Taking the Stage

WHEN I WAS AN 8TH GRADER, OUR SCHOOL’S DRAMA TEACHER suggested that I try out for the school play. I signed up and was given a part. My role was to carry a ladder onto the stage, climb to the top, and pretend to change a light bulb. From atop that ladder I was to speak two lines.

WEEKS BEFORE THE PLAY, my imagination began to conjure up disastrous scenarios. I might slip off the ladder or drop it. I pictured myself freezing up, forgetting my two lines, and making a fool out of myself. Day after day, my imagined risk ballooned inside my trembling heart. One afternoon after practice, I told the drama teacher that I wasn’t going to be in the play. With one eyebrow raised, she gave me a quizzical look. After a dreadfully long pause she said it wouldn’t be a problem.

                A few weeks later, I sat in the back row of the darkened auditorium and watched my friends take the stage. The play came off beautifully. Meanwhile, I lamented my timidity. I had squandered the chance to share a lifelong memory with my classmates. Even at thirteen, I was overwhelmed with a deep awareness that my life would either be lived sitting in the back row or playing in the light.

                 In Act II of Shakespeare’s As You Like It, we find the well known line: “All the world’s a stage, and all the men and women merely players.” In one respect, aren’t we all players called into the world? God is our Stage Builder, Set Designer, and Playwright, but he doesn’t give us a chance to review the script ahead of time. Instead, he simply invites each of us to rise up, and advance into the stories he is writing. In our drama, we are not given a chance to memorize or rehearse our lines. We aren’t told who else might appear with us on the stage. Even now, the play has already begun, yet we don’t know when the curtain will close. Nor can we see the cloud of witnesses observing us from the beyond the glare of the stage lights. He assures us that we don’t need to be afraid because he is with us always. In the midst of the story we are simply asked to trust him. Every scene abounds with possibilities. God is there to strengthen us, to guide us through each moment. Our drama is peppered with mysteries, paralyzing dilemmas, antagonistic players, and seemingly irresolvable problems.

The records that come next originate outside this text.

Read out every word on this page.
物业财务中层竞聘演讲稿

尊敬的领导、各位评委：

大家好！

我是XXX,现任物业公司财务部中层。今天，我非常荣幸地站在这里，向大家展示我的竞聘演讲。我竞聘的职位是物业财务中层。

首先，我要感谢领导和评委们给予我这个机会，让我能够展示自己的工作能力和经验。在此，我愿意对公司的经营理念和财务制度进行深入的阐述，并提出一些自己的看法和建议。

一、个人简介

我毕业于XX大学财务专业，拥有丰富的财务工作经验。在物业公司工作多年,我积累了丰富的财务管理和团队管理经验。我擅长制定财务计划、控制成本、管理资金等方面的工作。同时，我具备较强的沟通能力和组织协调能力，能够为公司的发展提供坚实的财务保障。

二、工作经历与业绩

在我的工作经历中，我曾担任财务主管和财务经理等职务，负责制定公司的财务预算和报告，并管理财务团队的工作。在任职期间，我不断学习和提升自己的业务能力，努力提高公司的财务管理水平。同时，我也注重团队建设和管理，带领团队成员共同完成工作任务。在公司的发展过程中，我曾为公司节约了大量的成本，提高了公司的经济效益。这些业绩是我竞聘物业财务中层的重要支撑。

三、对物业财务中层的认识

                When feeling the pressure, some retreat into a vicarious or cynical existence. A few might even throw up their hands in frustration or melt down with anger. Others, however, respond with faith. These people reject the temptation to shrink back. Instead, they trust that there are no accidents or coincidences. God places them in specific moments and circumstances, giving them a chance to rise into his stories. Yet so many of us have intentionally sidelined ourselves from the stories God is calling us into. What is the Spirit of God saying to you right now? How are you responding to the stage he has created for you? Will you shrink away from that stage or take a step of faith into the light?